In all nearly 8,000 names have been secured, nearly twice the number required. Under the law an election must be called within sixty days, which means that the people of Omaha will have an opportunity to vote on the question probably before the end of September. The work of securing signers to the petition has been handled by former Police Sargeant James McDonald. The names, so far as has been convenient, have been checked up as fast as the petitions came in.
It has been learned that nearly 3,000 voters who were not in the city at the last election will be on hand to vote this year. The checkings also showed that changes of residences have been numerous. The work of getting all the new voters registered and the old ones in line will begin at once. In South Side the changes have been most numerous. An active campaign to secure registration of all these men is already going on.
It has been surmised that attempts will be made by the commissioners it is proposed to recall to invoke the aid of the courts to prevent the election.
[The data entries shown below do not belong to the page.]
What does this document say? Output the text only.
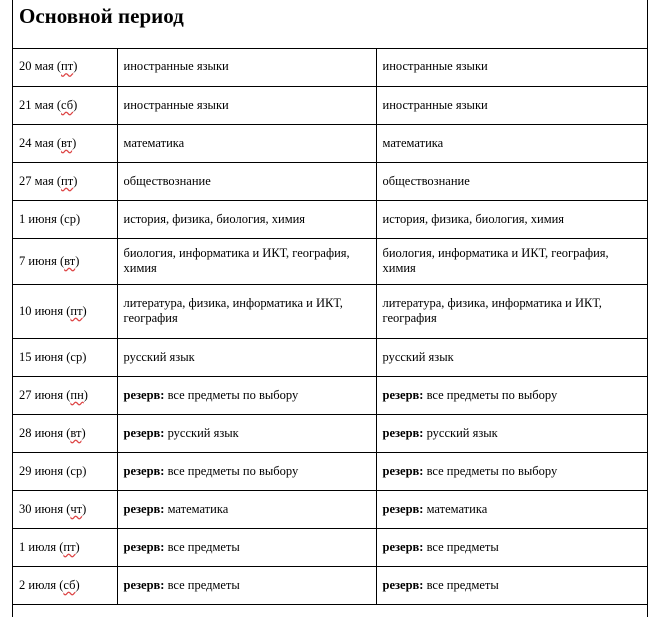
Основной период
20 мая (пт)	иностранные языки	иностранные языки
21 мая (сб)	иностранные языки	иностранные языки
24 мая (вт)	математика	математика
27 мая (пт)	обществознание	обществознание
1 июня (ср)	история, физика, биология, химия	история, физика, биология, химия
7 июня (вт)	биология, информатика и ИКТ, география, химия	биология, информатика и ИКТ, география, химия
10 июня (пт)	литература, физика, информатика и ИКТ, география	литература, физика, информатика и ИКТ, география
15 июня (ср)	русский язык	русский язык
27 июня (пн)	резерв: все предметы по выбору	резерв: все предметы по выбору
28 июня (вт)	резерв: русский язык	резерв: русский язык
29 июня (ср)	резерв: все предметы по выбору	резерв: все предметы по выбору
30 июня (чт)	резерв: математика	резерв: математика
1 июля (пт)	резерв: все предметы	резерв: все предметы
2 июля (сб)	резерв: все предметы	резерв: все предметы
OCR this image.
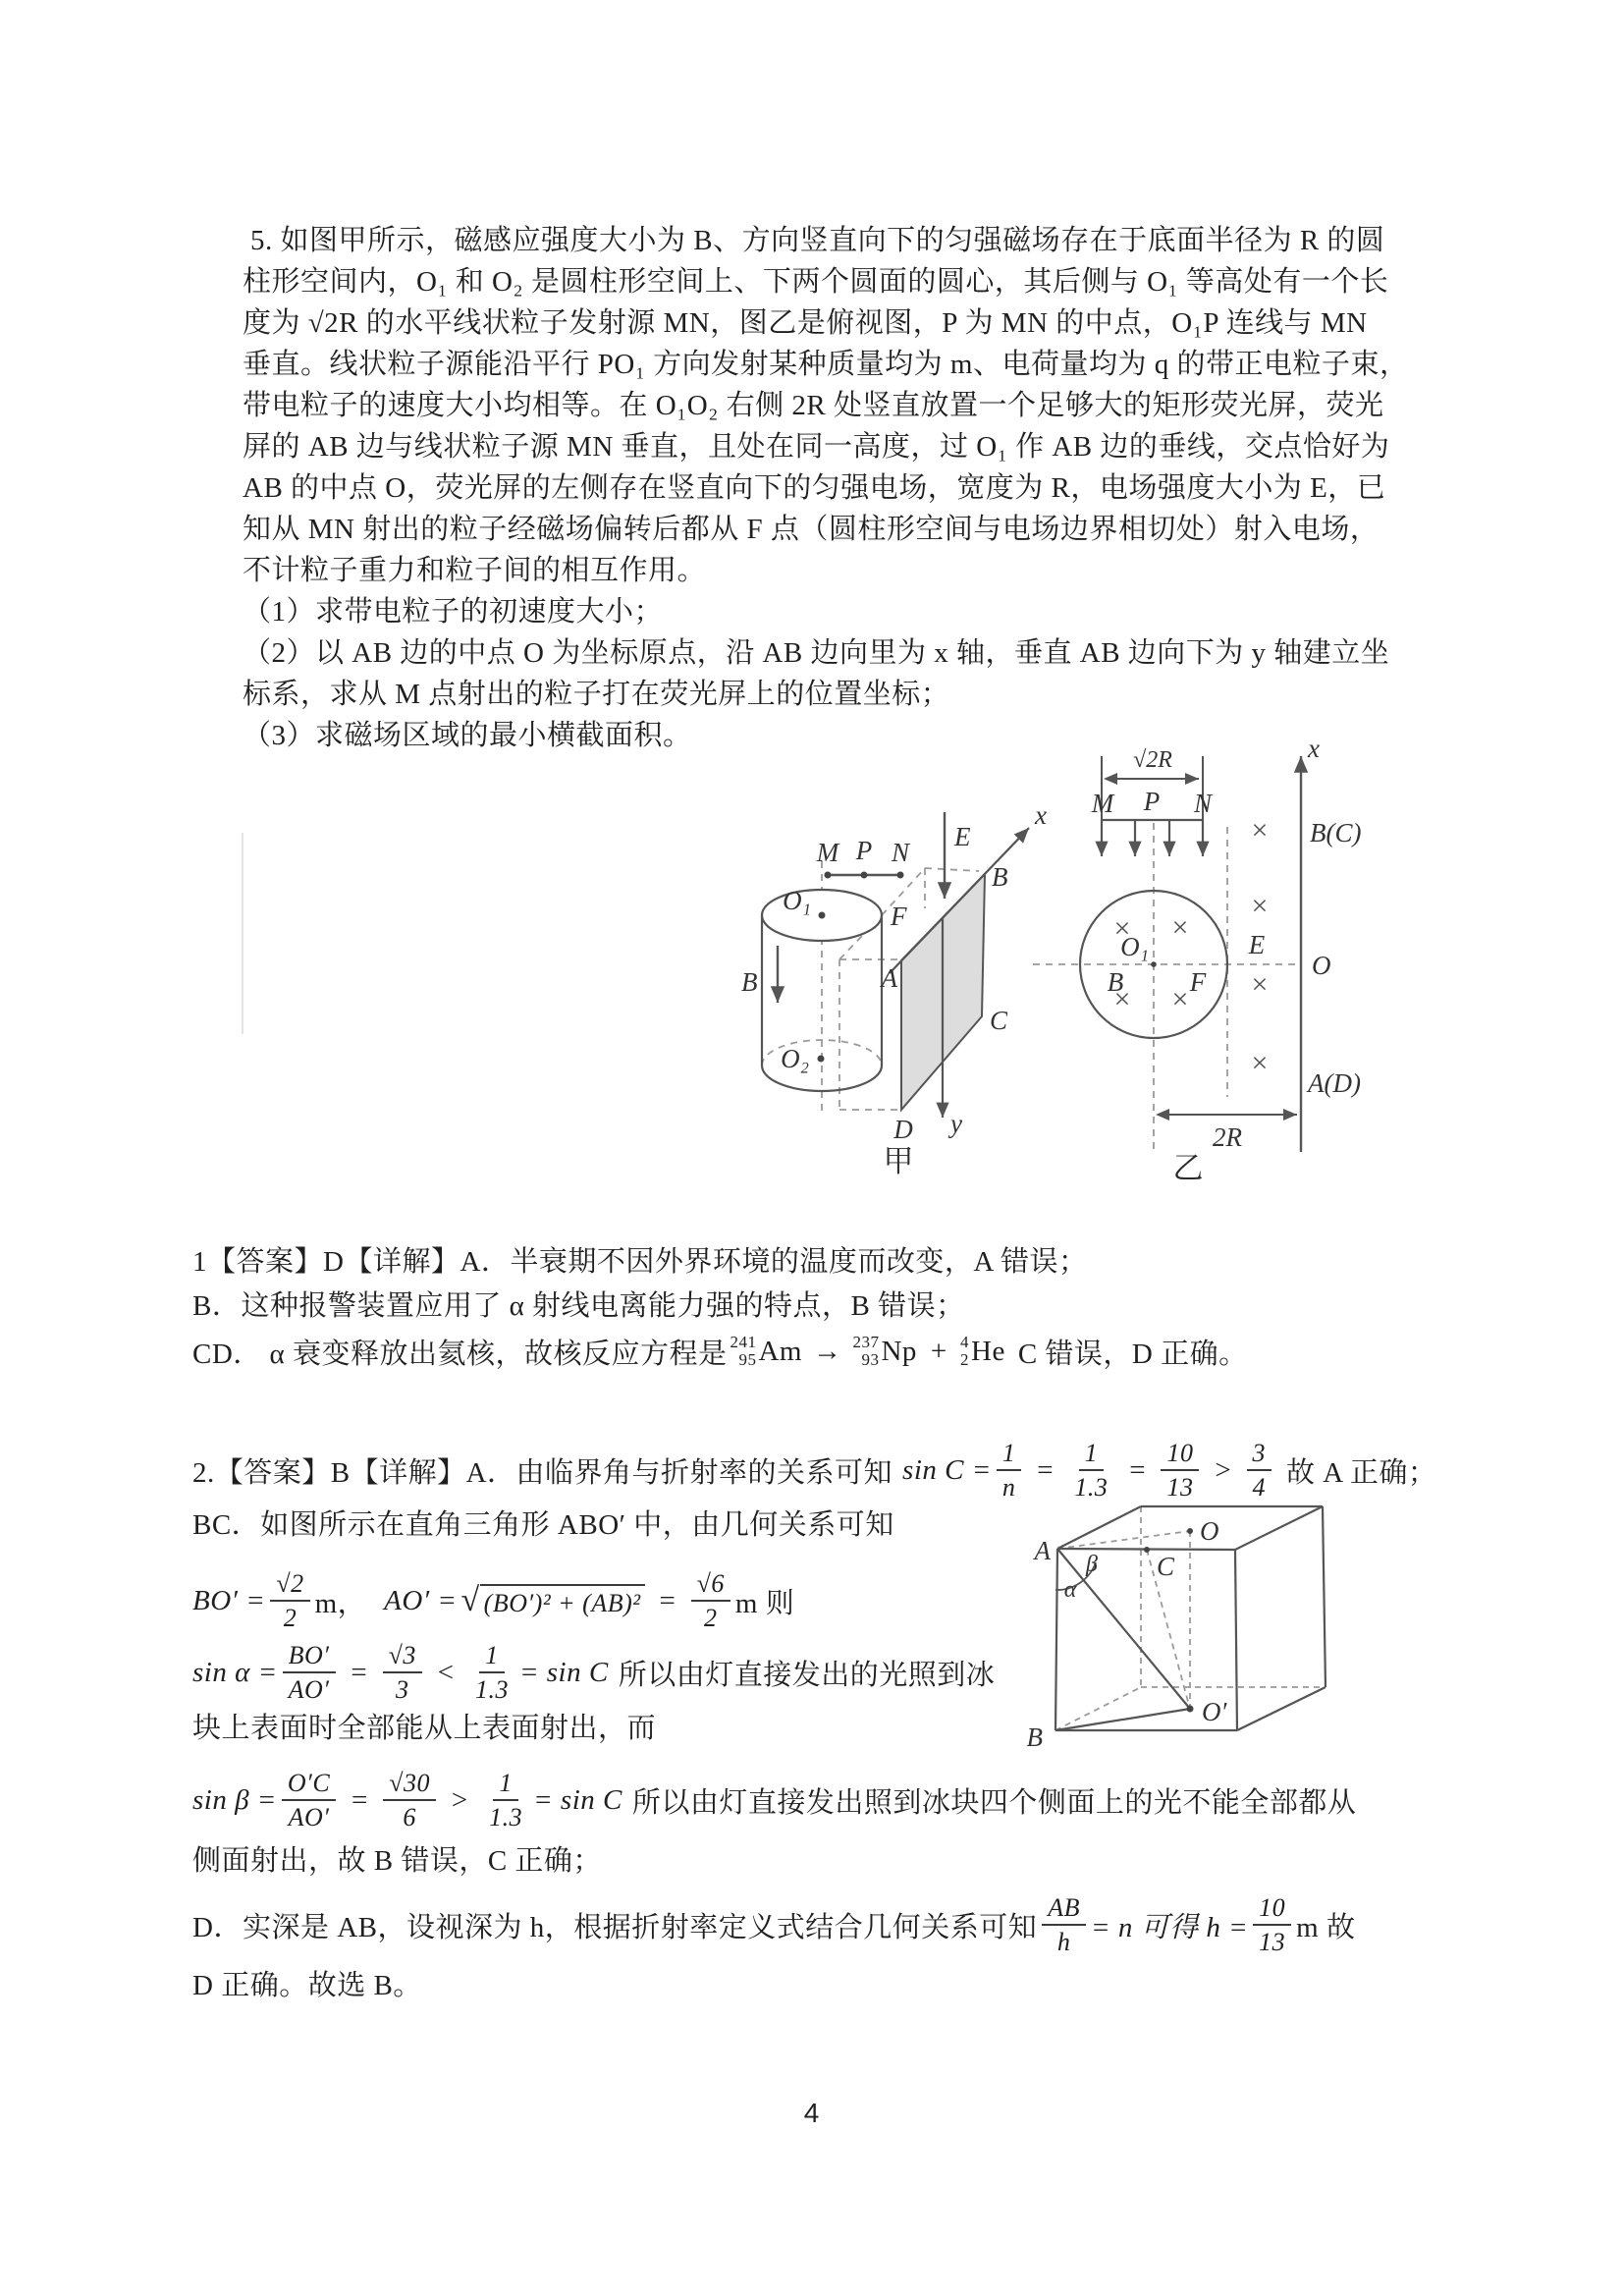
5. 如图甲所示，磁感应强度大小为 B、方向竖直向下的匀强磁场存在于底面半径为 R 的圆
柱形空间内，O₁ 和 O₂ 是圆柱形空间上、下两个圆面的圆心，其后侧与 O₁ 等高处有一个长
度为 √2R 的水平线状粒子发射源 MN，图乙是俯视图，P 为 MN 的中点，O₁P 连线与 MN
垂直。线状粒子源能沿平行 PO₁ 方向发射某种质量均为 m、电荷量均为 q 的带正电粒子束，
带电粒子的速度大小均相等。在 O₁O₂ 右侧 2R 处竖直放置一个足够大的矩形荧光屏，荧光
屏的 AB 边与线状粒子源 MN 垂直，且处在同一高度，过 O₁ 作 AB 边的垂线，交点恰好为
AB 的中点 O，荧光屏的左侧存在竖直向下的匀强电场，宽度为 R，电场强度大小为 E，已
知从 MN 射出的粒子经磁场偏转后都从 F 点（圆柱形空间与电场边界相切处）射入电场，
不计粒子重力和粒子间的相互作用。
（1）求带电粒子的初速度大小；
（2）以 AB 边的中点 O 为坐标原点，沿 AB 边向里为 x 轴，垂直 AB 边向下为 y 轴建立坐
标系，求从 M 点射出的粒子打在荧光屏上的位置坐标；
（3）求磁场区域的最小横截面积。
M P N
E
x
y
B
F
O₁
O₂
A
B
C
D
甲
√2R
M P N
O₁
B	F
× ×
× ×
×
×
×
×
E
x
B(C)
O
A(D)
2R
乙
1【答案】D【详解】A．半衰期不因外界环境的温度而改变，A 错误；
B．这种报警装置应用了 α 射线电离能力强的特点，B 错误；
CD． α 衰变释放出氦核，故核反应方程是 241
95 Am → 237
93 Np + 4
2 He C 错误，D 正确。
2.【答案】B【详解】A．由临界角与折射率的关系可知 $\sin C = \frac{1}{n} = \frac{1}{1.3} = \frac{10}{13} > \frac{3}{4}$ 故 A 正确；
BC．如图所示在直角三角形 ABO′ 中，由几何关系可知
$BO' = \frac{√2}{2}$ m， AO′ = √ $(BO')^2 + (AB)^2 = \frac{√6}{2}$ m 则
$\sin \alpha = \frac{BO'}{AO'} = \frac{√3}{3} < \frac{1}{1.3} = \sin C$ 所以由灯直接发出的光照到冰
块上表面时全部能从上表面射出，而
$\sin \beta = \frac{O'C}{AO'} = \frac{√30}{6} > \frac{1}{1.3} = \sin C$ 所以由灯直接发出照到冰块四个侧面上的光不能全部都从
侧面射出，故 B 错误，C 正确；
D．实深是 AB，设视深为 h，根据折射率定义式结合几何关系可知 $\frac{AB}{h} = n$ 可得 $h = \frac{10}{13}$ m 故
D 正确。故选 B。
A
B
C
O
O′
α
β
4
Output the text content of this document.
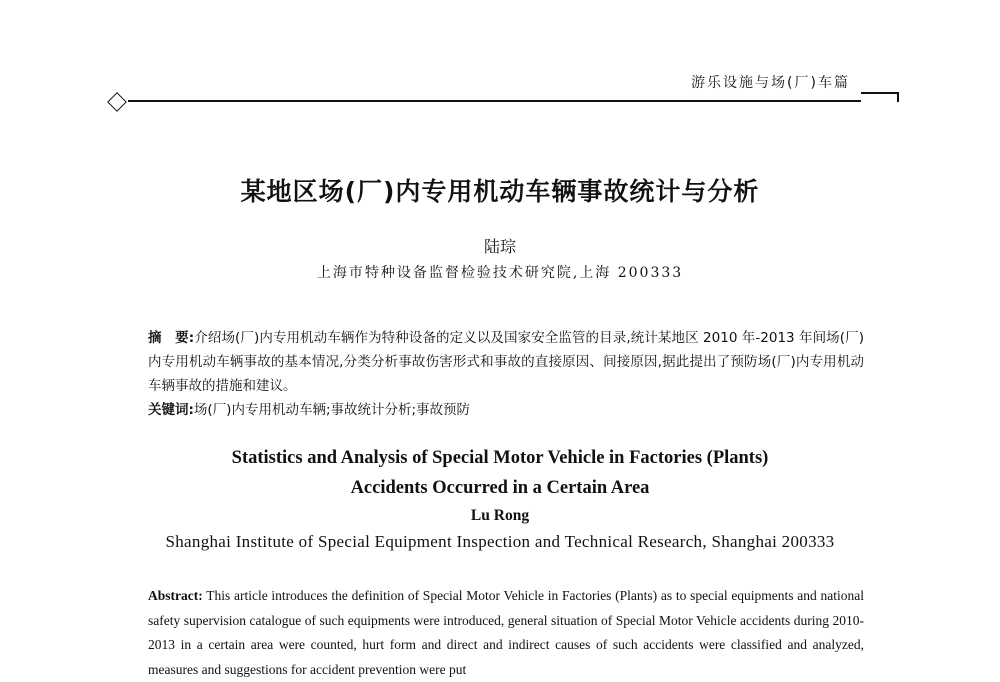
游乐设施与场(厂)车篇
某地区场(厂)内专用机动车辆事故统计与分析
陆琮
上海市特种设备监督检验技术研究院,上海 200333
摘　要:介绍场(厂)内专用机动车辆作为特种设备的定义以及国家安全监管的目录,统计某地区 2010 年-2013 年间场(厂)内专用机动车辆事故的基本情况,分类分析事故伤害形式和事故的直接原因、间接原因,据此提出了预防场(厂)内专用机动车辆事故的措施和建议。
关键词:场(厂)内专用机动车辆;事故统计分析;事故预防
Statistics and Analysis of Special Motor Vehicle in Factories (Plants)
Accidents Occurred in a Certain Area
Lu Rong
Shanghai Institute of Special Equipment Inspection and Technical Research, Shanghai 200333
Abstract: This article introduces the definition of Special Motor Vehicle in Factories (Plants) as to special equipments and national safety supervision catalogue of such equipments were introduced, general situation of Special Motor Vehicle accidents during 2010-2013 in a certain area were counted, hurt form and direct and indirect causes of such accidents were classified and analyzed, measures and suggestions for accident prevention were put
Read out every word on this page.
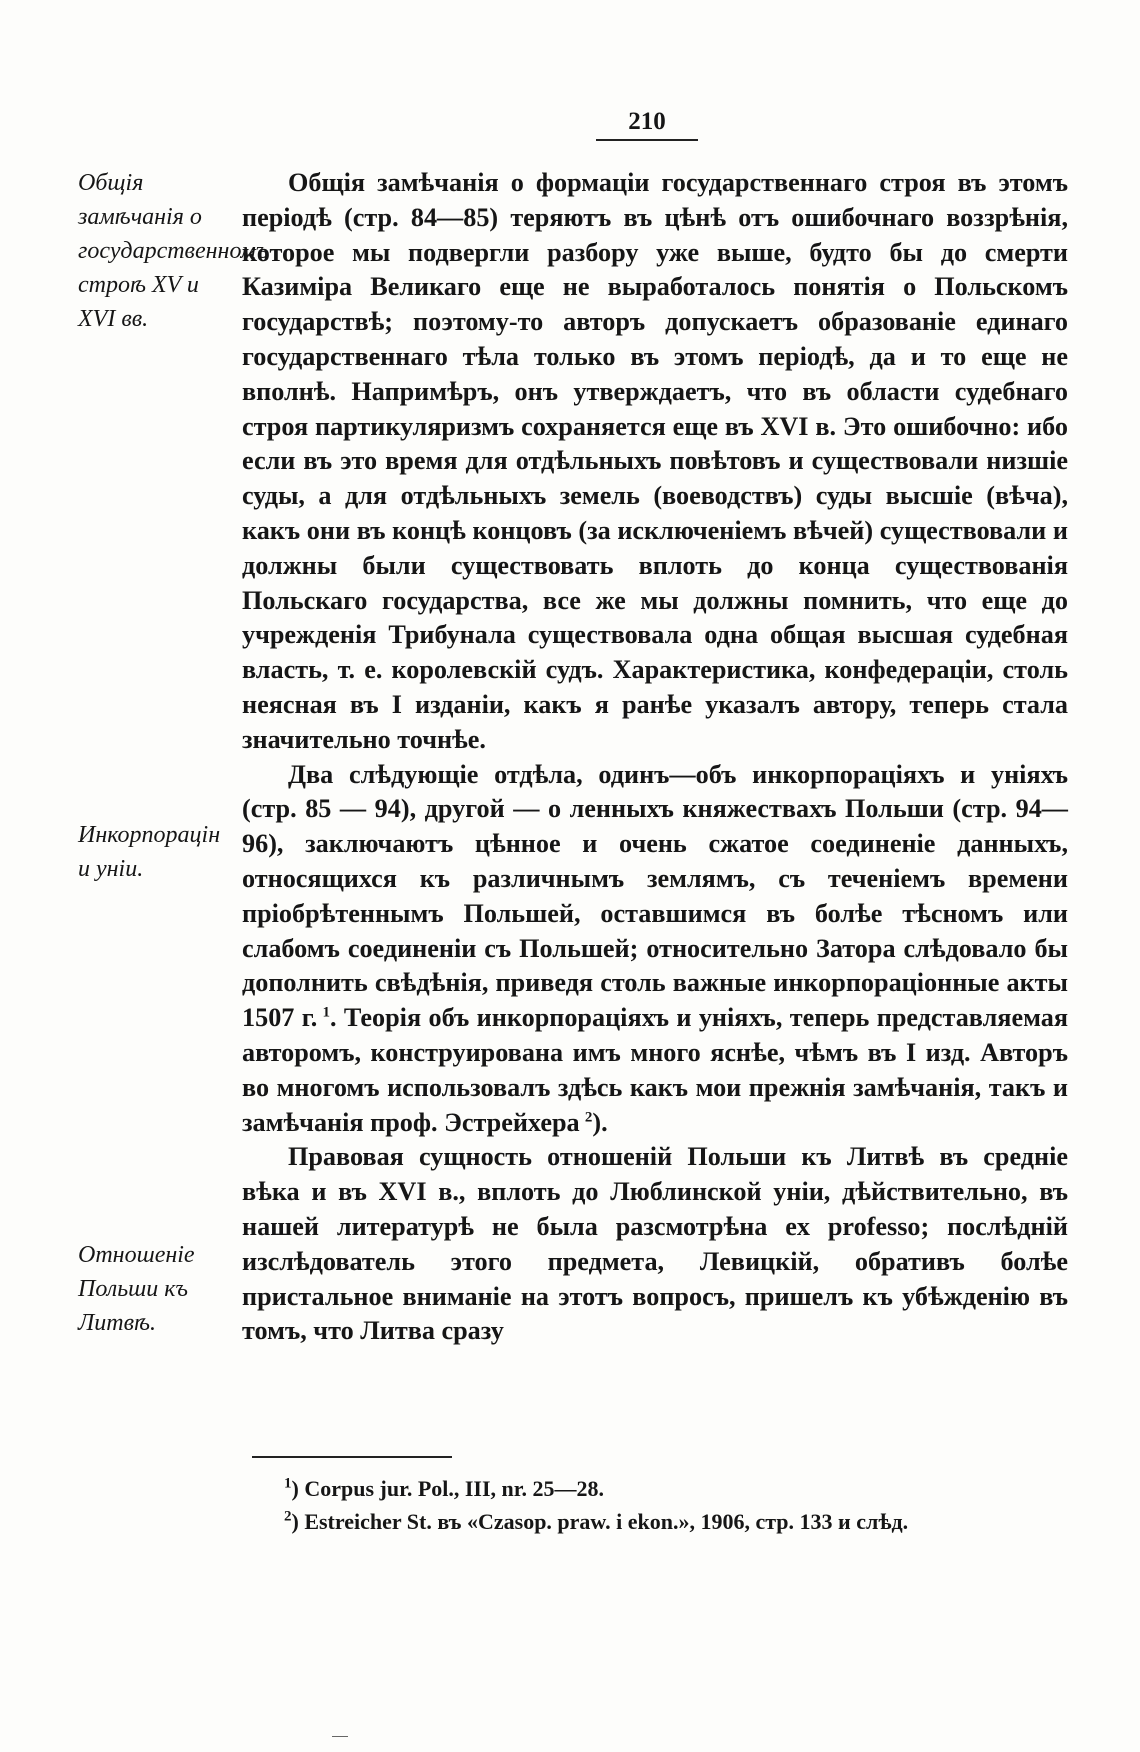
210
Общія замѣчанія о государственномъ строѣ XV и XVI вв.
Инкорпорацін и уніи.
Отношеніе Польши къ Литвѣ.

Общія замѣчанія о формаціи государственнаго строя въ этомъ періодѣ (стр. 84—85) теряютъ въ цѣнѣ отъ ошибочнаго воззрѣнія, которое мы подвергли разбору уже выше, будто бы до смерти Казиміра Великаго еще не выработалось понятія о Польскомъ государствѣ; поэтому-то авторъ допускаетъ образованіе единаго государственнаго тѣла только въ этомъ періодѣ, да и то еще не вполнѣ. Напримѣръ, онъ утверждаетъ, что въ области судебнаго строя партикуляризмъ сохраняется еще въ XVI в. Это ошибочно: ибо если въ это время для отдѣльныхъ повѣтовъ и существовали низшіе суды, а для отдѣльныхъ земель (воеводствъ) суды высшіе (вѣча), какъ они въ концѣ концовъ (за исключеніемъ вѣчей) существовали и должны были существовать вплоть до конца существованія Польскаго государства, все же мы должны помнить, что еще до учрежденія Трибунала существовала одна общая высшая судебная власть, т. е. королевскій судъ. Характеристика, конфедераціи, столь неясная въ I изданіи, какъ я ранѣе указалъ автору, теперь стала значительно точнѣе.

Два слѣдующіе отдѣла, одинъ—объ инкорпораціяхъ и уніяхъ (стр. 85 — 94), другой — о ленныхъ княжествахъ Польши (стр. 94—96), заключаютъ цѣнное и очень сжатое соединеніе данныхъ, относящихся къ различнымъ землямъ, съ теченіемъ времени пріобрѣтеннымъ Польшей, оставшимся въ болѣе тѣсномъ или слабомъ соединеніи съ Польшей; относительно Затора слѣдовало бы дополнить свѣдѣнія, приведя столь важные инкорпораціонные акты 1507 г.  $^1$. Теорія объ инкорпораціяхъ и уніяхъ, теперь представляемая авторомъ, конструирована имъ много яснѣе, чѣмъ въ I изд. Авторъ во многомъ использовалъ здѣсь какъ мои прежнія замѣчанія, такъ и замѣчанія проф. Эстрейхера  $^2$).

Правовая сущность отношеній Польши къ Литвѣ въ средніе вѣка и въ XVI в., вплоть до Люблинской уніи, дѣйствительно, въ нашей литературѣ не была разсмотрѣна ex professo; послѣдній изслѣдователь этого предмета, Левицкій, обративъ болѣе пристальное вниманіе на этотъ вопросъ, пришелъ къ убѣжденію въ томъ, что Литва сразу

$^1$) Corpus jur. Pol., III, nr. 25—28.
$^2$) Estreicher St. въ «Czasop. praw. i ekon.», 1906, стр. 133 и слѣд.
It is said that the city legal department has been working on the case, although that sort of employment is hardly considered within their jurisdiction. Mayor Smith himself is an attorney of standing in the community but has not broke into print to express an opinion on the legality of the recall. J. Dean Ringer, before he was elected to his present position, posed as an attorney. He is being ably abetted by Elmer Thomas, his $300 assistant, who also has posed as a lawyer. Mr. Thomas has not been taken seriously by the legal profession, however, and outside of acting as in an advisory capacity is not expected to figure seriously in the deliberations of the lawyers who will act in the matter.
During the last week there has been evidence of an easing up on the part of the commissioners under fire. Ringer has gone out of the booze business, at least temporarily. He has taken his sleuths off the Douglas street bridge and arrests by the morals squad have been confined to the small fry who do not count for much. Just whether or not this reaction is for a purpose is not known.
That these four commissioners are worried, however, can not be denied. It is said the word has gone out to ease up on things generally. An executive session of the “big four” is said to have brought out a decision to “use a little common sense until this business blows over.” Mayor Smith has already admitted that his administration has been a failure and, of course, credits his associates, now under fire, with being equally responsible with himself.
Mr. Ringer has been the particular individual on which the fire has been centered. By knowing ones he is considered to be a man who is hardly responsible for his own actions. He came into office with a lot of kid notions and a lot of braggadocio. He said he was going to clean out the old Third ward bunch. If he has accomplished anything of that sort he has replaced it with about the poorest excuse of a substitute that has ever become part and parcel of the Omaha police department.
When the recall campaign begins, after the filing of the petitions, it ought to be a good one. Some of our spellbinders will have some good things to say about conditions and we probably will hear some very plain language before it is all over.
Former Mayor Dahlman is said to be slated to make a number of addresses. Jim knows how to tell about things and will doubtless enlighten Omaha people to something of which they have heretofore been in the dark.